So back on the 28th May, we were invited by the Bitcoin Association Northern Ireland (BANI) to attend their first regional meetup, which took place in the Boden House Coffee Company on Ormeau Road in Belfast. Founded by current Coin Telegraph UK editor, Niall Maye, the organisation has been set up to represent bitcoin interests in the North.
Not that we really get involved in formally joining organisations here at Bitcoins in Ireland, but I got the train up from Dublin, and after two and a half hours arrived at Belfast Central. I wasn’t aware that Belfast doesn’t seem to have a single taxi that can pick you up off the street, and nothing on Hailo, so after a few minutes, and given the reasonable weather on the day, I decided to walk the mile and a half to where the meetup was going on.
The Coffee Shop is one of Belfast’s first to accept bitcoin, and it wasn’t hard to find where to go when I got there. There is Bitcoin Accepted information in the till area, and against the back wall there was a presentation screen set up, with about a dozen people. Bitpay had sponsored the event, with literature on display to take home, and someone had gone to the effort of baking some very tasty bitcoin biscuits was a nice touch.

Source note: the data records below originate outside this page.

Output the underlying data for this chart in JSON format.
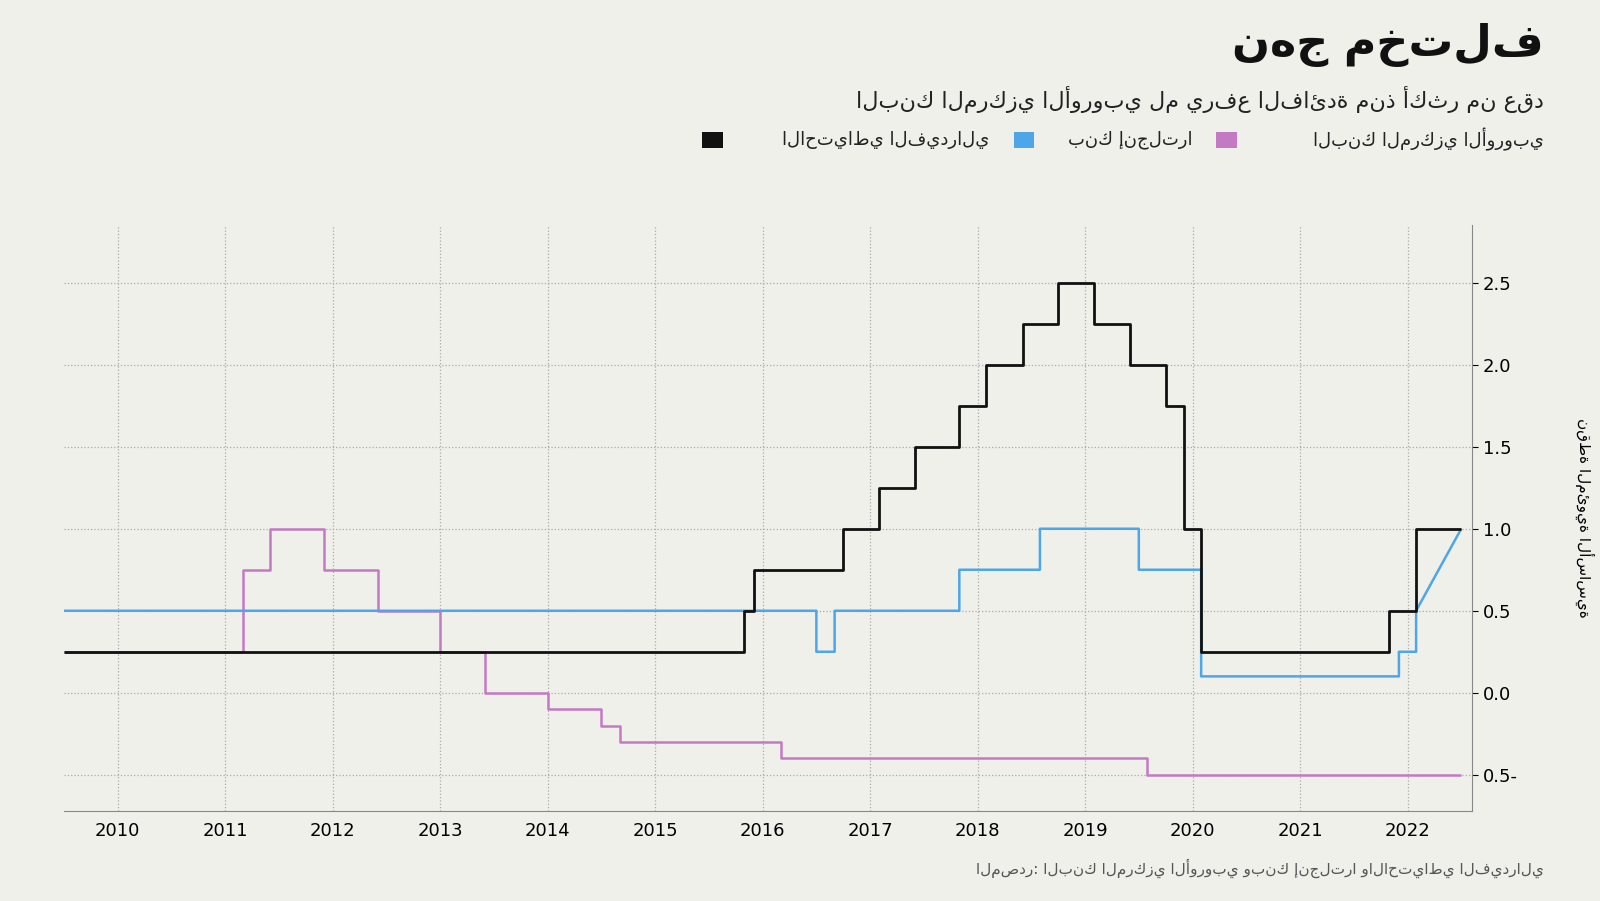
{
  "title": "نهج مختلف",
  "subtitle": "البنك المركزي الأوروبي لم يرفع الفائدة منذ أكثر من عقد",
  "ylabel": "نقطة المئوية الأساسية",
  "source_text": "المصدر: البنك المركزي الأوروبي وبنك إنجلترا والاحتياطي الفيدرالي",
  "legend_ecb": "البنك المركزي الأوروبي",
  "legend_boe": "بنك إنجلترا",
  "legend_fed": "الاحتياطي الفيدرالي",
  "ecb_color": "#c479c4",
  "boe_color": "#4da6e8",
  "fed_color": "#111111",
  "bg_color": "#f0f0eb",
  "ylim": [
    -0.72,
    2.85
  ],
  "yticks": [
    -0.5,
    0.0,
    0.5,
    1.0,
    1.5,
    2.0,
    2.5
  ],
  "ecb_x": [
    2009.5,
    2011.17,
    2011.17,
    2011.42,
    2011.42,
    2011.92,
    2011.92,
    2012.42,
    2012.42,
    2013.0,
    2013.0,
    2013.42,
    2013.42,
    2014.0,
    2014.0,
    2014.5,
    2014.5,
    2014.67,
    2014.67,
    2016.17,
    2016.17,
    2019.58,
    2019.58,
    2022.5
  ],
  "ecb_y": [
    0.25,
    0.25,
    0.75,
    0.75,
    1.0,
    1.0,
    0.75,
    0.75,
    0.5,
    0.5,
    0.25,
    0.25,
    0.0,
    0.0,
    -0.1,
    -0.1,
    -0.2,
    -0.2,
    -0.3,
    -0.3,
    -0.4,
    -0.4,
    -0.5,
    -0.5
  ],
  "boe_x": [
    2009.5,
    2016.5,
    2016.5,
    2016.67,
    2016.67,
    2017.83,
    2017.83,
    2018.58,
    2018.58,
    2019.5,
    2019.5,
    2020.08,
    2020.08,
    2021.83,
    2021.83,
    2021.92,
    2021.92,
    2022.08,
    2022.08,
    2022.5
  ],
  "boe_y": [
    0.5,
    0.5,
    0.25,
    0.25,
    0.5,
    0.5,
    0.75,
    0.75,
    1.0,
    1.0,
    0.75,
    0.75,
    0.1,
    0.1,
    0.1,
    0.1,
    0.25,
    0.25,
    0.5,
    1.0
  ],
  "fed_x": [
    2009.5,
    2015.83,
    2015.83,
    2015.92,
    2015.92,
    2016.75,
    2016.75,
    2017.08,
    2017.08,
    2017.42,
    2017.42,
    2017.83,
    2017.83,
    2018.08,
    2018.08,
    2018.42,
    2018.42,
    2018.75,
    2018.75,
    2019.08,
    2019.08,
    2019.42,
    2019.42,
    2019.75,
    2019.75,
    2019.92,
    2019.92,
    2020.08,
    2020.08,
    2021.83,
    2021.83,
    2021.92,
    2021.92,
    2022.08,
    2022.08,
    2022.5
  ],
  "fed_y": [
    0.25,
    0.25,
    0.5,
    0.5,
    0.75,
    0.75,
    1.0,
    1.0,
    1.25,
    1.25,
    1.5,
    1.5,
    1.75,
    1.75,
    2.0,
    2.0,
    2.25,
    2.25,
    2.5,
    2.5,
    2.25,
    2.25,
    2.0,
    2.0,
    1.75,
    1.75,
    1.0,
    1.0,
    0.25,
    0.25,
    0.5,
    0.5,
    0.5,
    0.5,
    1.0,
    1.0
  ],
  "xticks": [
    2010,
    2011,
    2012,
    2013,
    2014,
    2015,
    2016,
    2017,
    2018,
    2019,
    2020,
    2021,
    2022
  ],
  "xlim": [
    2009.5,
    2022.6
  ]
}
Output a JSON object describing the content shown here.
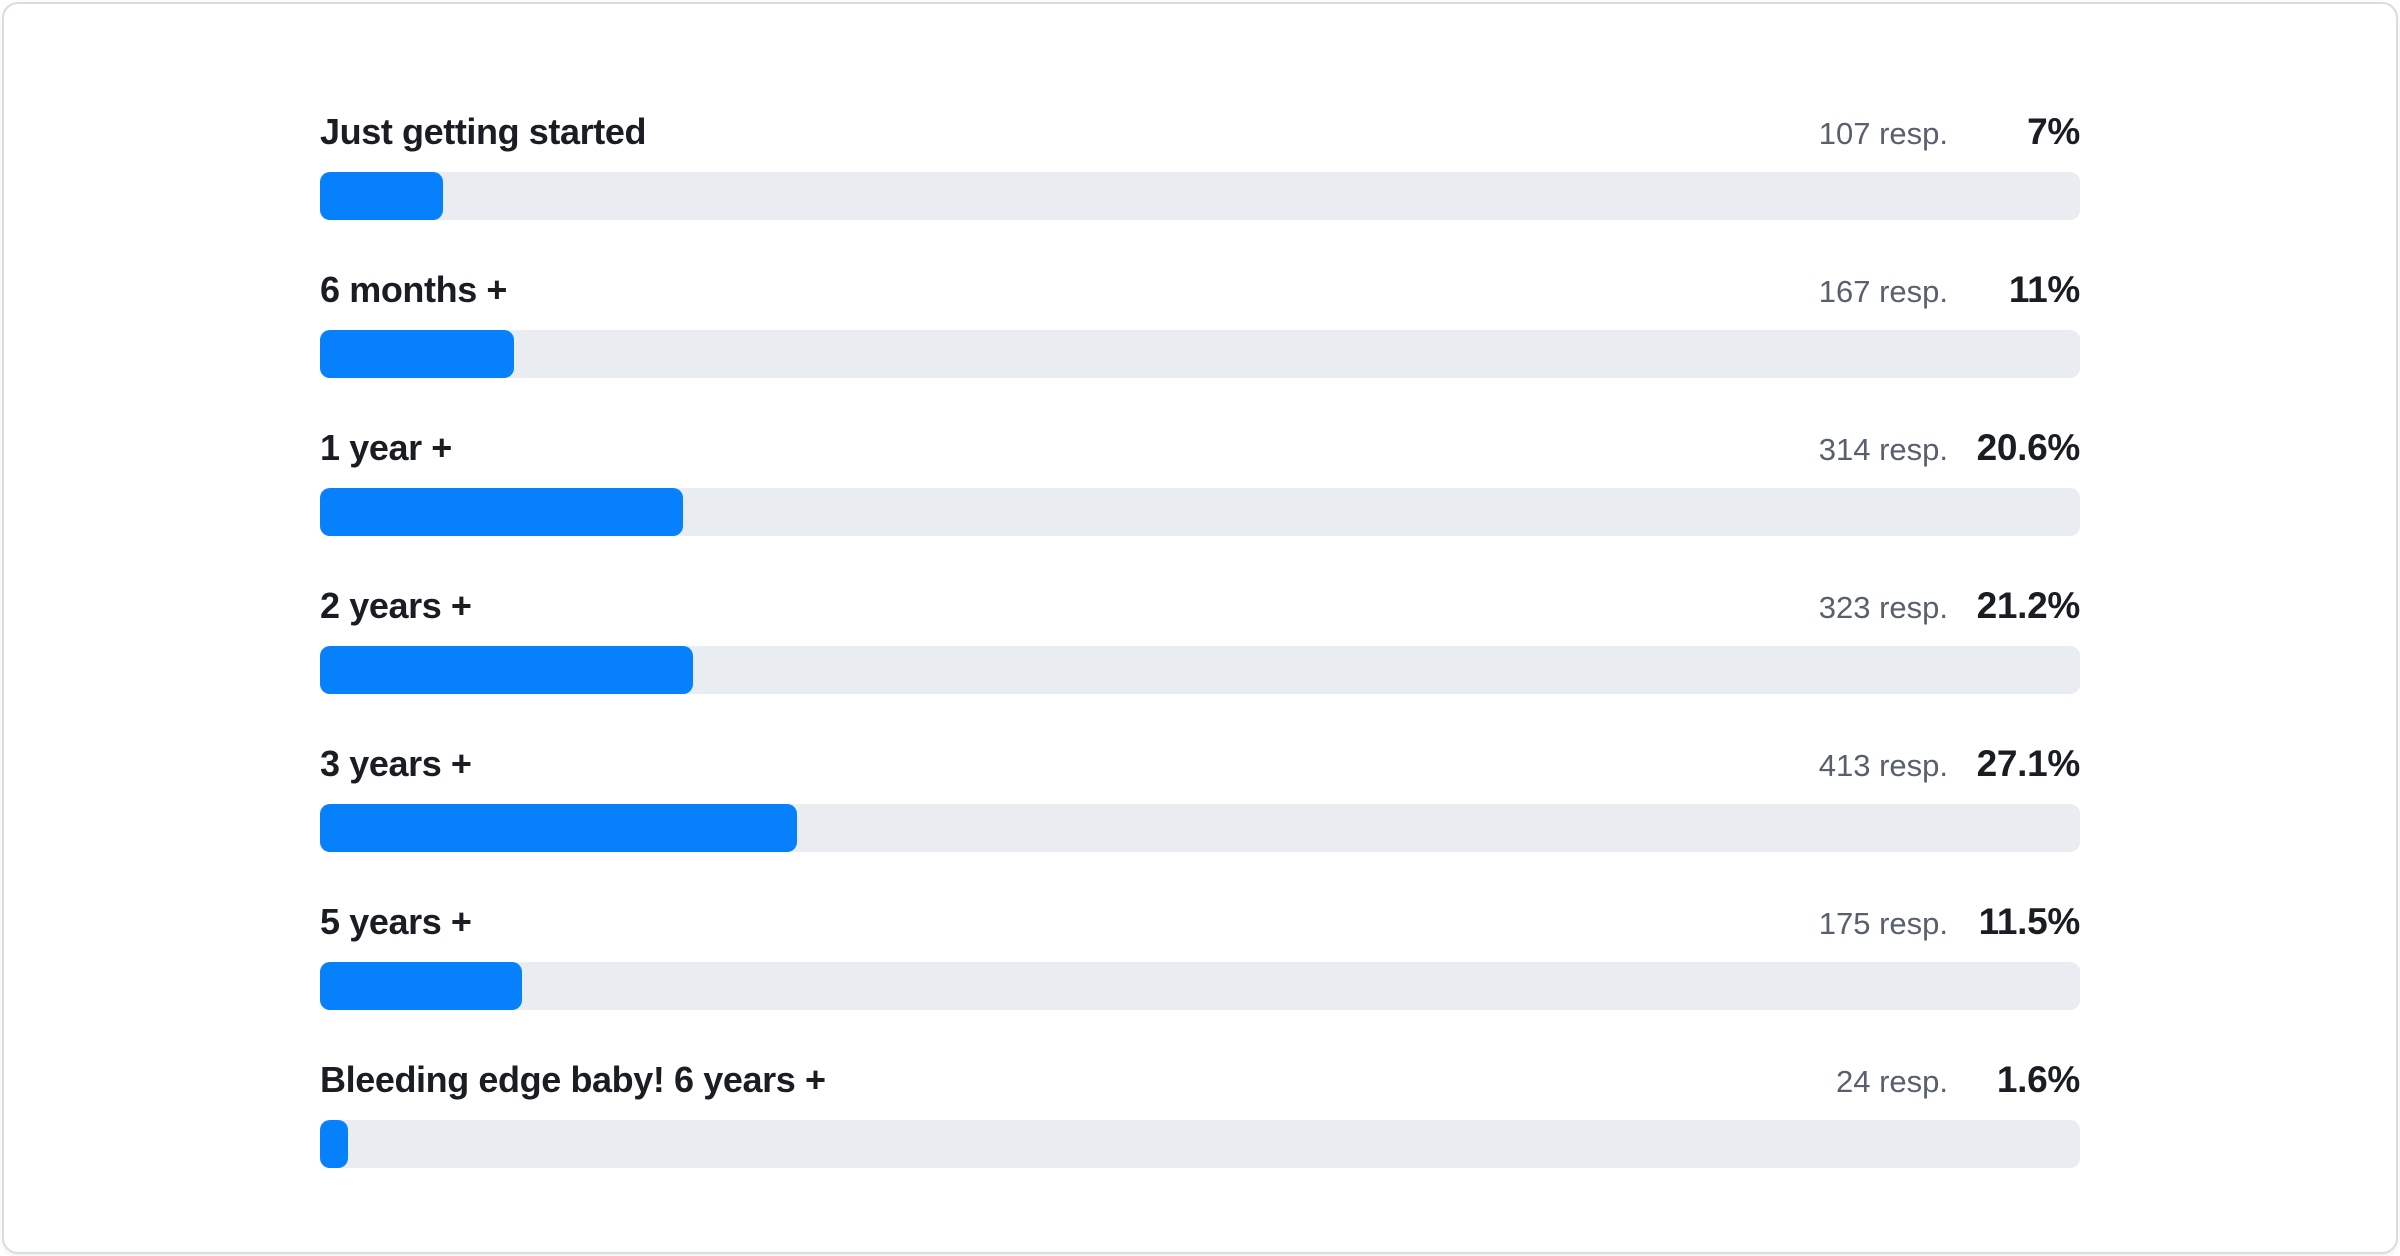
{
  "chart_data": {
    "type": "bar",
    "orientation": "horizontal",
    "unit": "%",
    "xlim": [
      0,
      100
    ],
    "grid": false,
    "legend": false,
    "categories": [
      "Just getting started",
      "6 months +",
      "1 year +",
      "2 years +",
      "3 years +",
      "5 years +",
      "Bleeding edge baby! 6 years +"
    ],
    "values": [
      7,
      11,
      20.6,
      21.2,
      27.1,
      11.5,
      1.6
    ],
    "response_counts": [
      107,
      167,
      314,
      323,
      413,
      175,
      24
    ],
    "rows": [
      {
        "label": "Just getting started",
        "responses": "107 resp.",
        "percent": "7%",
        "value": 7
      },
      {
        "label": "6 months +",
        "responses": "167 resp.",
        "percent": "11%",
        "value": 11
      },
      {
        "label": "1 year +",
        "responses": "314 resp.",
        "percent": "20.6%",
        "value": 20.6
      },
      {
        "label": "2 years +",
        "responses": "323 resp.",
        "percent": "21.2%",
        "value": 21.2
      },
      {
        "label": "3 years +",
        "responses": "413 resp.",
        "percent": "27.1%",
        "value": 27.1
      },
      {
        "label": "5 years +",
        "responses": "175 resp.",
        "percent": "11.5%",
        "value": 11.5
      },
      {
        "label": "Bleeding edge baby! 6 years +",
        "responses": "24 resp.",
        "percent": "1.6%",
        "value": 1.6
      }
    ]
  },
  "colors": {
    "bar_fill": "#0680fb",
    "bar_track": "#e9ecf0",
    "label": "#1a1d21",
    "muted": "#58606e",
    "card_border": "#d9dde1",
    "card_bg": "#ffffff"
  }
}
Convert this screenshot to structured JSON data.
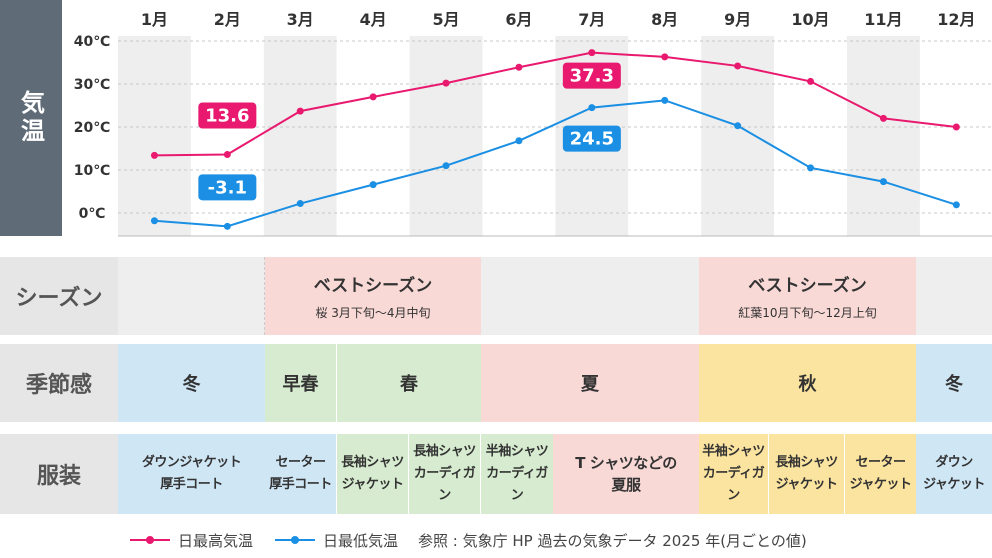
{
  "side_label": "気温",
  "chart_data": {
    "type": "line",
    "categories": [
      "1月",
      "2月",
      "3月",
      "4月",
      "5月",
      "6月",
      "7月",
      "8月",
      "9月",
      "10月",
      "11月",
      "12月"
    ],
    "series": [
      {
        "name": "日最高気温",
        "color": "#e8196e",
        "values": [
          13.4,
          13.6,
          23.7,
          27.0,
          30.2,
          33.9,
          37.3,
          36.3,
          34.2,
          30.6,
          22.0,
          20.0
        ]
      },
      {
        "name": "日最低気温",
        "color": "#1a8fe3",
        "values": [
          -1.8,
          -3.1,
          2.2,
          6.6,
          11.0,
          16.8,
          24.5,
          26.2,
          20.3,
          10.5,
          7.3,
          1.9
        ]
      }
    ],
    "yticks": [
      "40℃",
      "30℃",
      "20℃",
      "10℃",
      "0℃"
    ],
    "ytick_values": [
      40,
      30,
      20,
      10,
      0
    ],
    "ylim": [
      -6,
      45
    ],
    "annotations": [
      {
        "series": 0,
        "index": 1,
        "label": "13.6"
      },
      {
        "series": 1,
        "index": 1,
        "label": "-3.1"
      },
      {
        "series": 0,
        "index": 6,
        "label": "37.3"
      },
      {
        "series": 1,
        "index": 6,
        "label": "24.5"
      }
    ],
    "shaded_months": [
      0,
      2,
      4,
      6,
      8,
      10
    ],
    "legend_note": "参照 : 気象庁 HP 過去の気象データ 2025 年(月ごとの値)"
  },
  "rows": {
    "season": {
      "label": "シーズン",
      "cells": [
        {
          "title": "ベストシーズン",
          "sub": "桜 3月下旬〜4月中旬"
        },
        {
          "title": "ベストシーズン",
          "sub": "紅葉10月下旬〜12月上旬"
        }
      ]
    },
    "feel": {
      "label": "季節感",
      "cells": [
        "冬",
        "早春",
        "春",
        "夏",
        "秋",
        "冬"
      ]
    },
    "clothes": {
      "label": "服装",
      "cells": [
        [
          "ダウンジャケット",
          "厚手コート"
        ],
        [
          "セーター",
          "厚手コート"
        ],
        [
          "長袖シャツ",
          "ジャケット"
        ],
        [
          "長袖シャツ",
          "カーディガン"
        ],
        [
          "半袖シャツ",
          "カーディガン"
        ],
        [
          "T シャツなどの",
          "夏服"
        ],
        [
          "半袖シャツ",
          "カーディガン"
        ],
        [
          "長袖シャツ",
          "ジャケット"
        ],
        [
          "セーター",
          "ジャケット"
        ],
        [
          "ダウン",
          "ジャケット"
        ]
      ]
    }
  },
  "colors": {
    "winter": "#cfe6f5",
    "spring": "#d6ebcf",
    "summer": "#f8d9d6",
    "autumn": "#fbe3a0",
    "best": "#f8d9d6",
    "base": "#eeeeee",
    "shade": "#eeeeee"
  }
}
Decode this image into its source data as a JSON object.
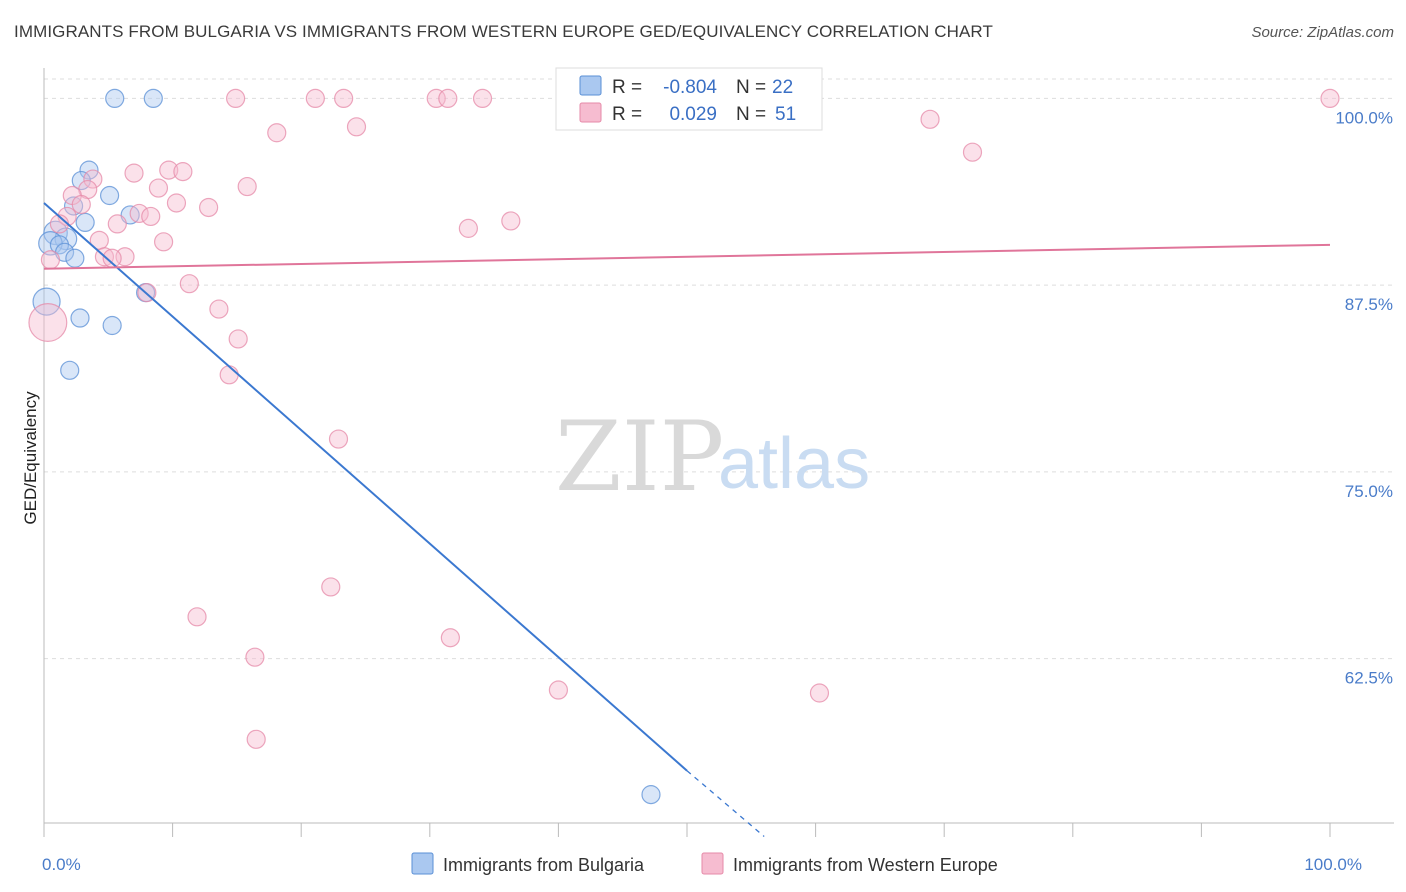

So during the evening, Niall had given a presentation on bitcoin, explaining what it is, how it works, and their goals as an organisation. They will be making submissions to the UK Government, and with currently zero VAT on bitcoin transactions, Belfast has seen a knock on affect from the UK semi-legislating for bitcoin. A number of cryptocurrency companies have set up in the city in the last year or two, adding to it’s already well established tech hub. The presentation is available here as a PDF.
Afterwards, there was a social for a few hours, with people having general chats about bitcoin. The crowd included a diverse mix of people, with a range of entrepreneurs, programmers and students sharing their opinions on the scene in the North, and bitcoin in general. Our sister company, Bitcoin Marketing Team was one of the sponsors on the night, and as a number of people hadn’t seen a bitcoin transaction in-person, we made the transaction in front of everyone, donating 0.25 bitcoin towards the event’s running costs.
At the end of the night, I paid my bill using the CoinKite terminal the store uses, and where they sell bitcoin vouchers. This was a little different than the ones I’ve used in getting bitcoin in Dublin at GSM Solutions, as the staff simply printed off a paper voucher, which was brought over to the table, and then paid using my mobile wallet. This is the first time I’ve seen this in action, and it works pretty well, with the alternative being paying at the till.
We returned back to Dublin later that evening, after an interesting night. While the scene in Belfast may be coalescing a little bit behind the Dublin scene, there’s a dedicated and enthusiastic community beginning to form in Northern Ireland and Belfast, and I’m sure there will be plenty of exciting projects coming soon.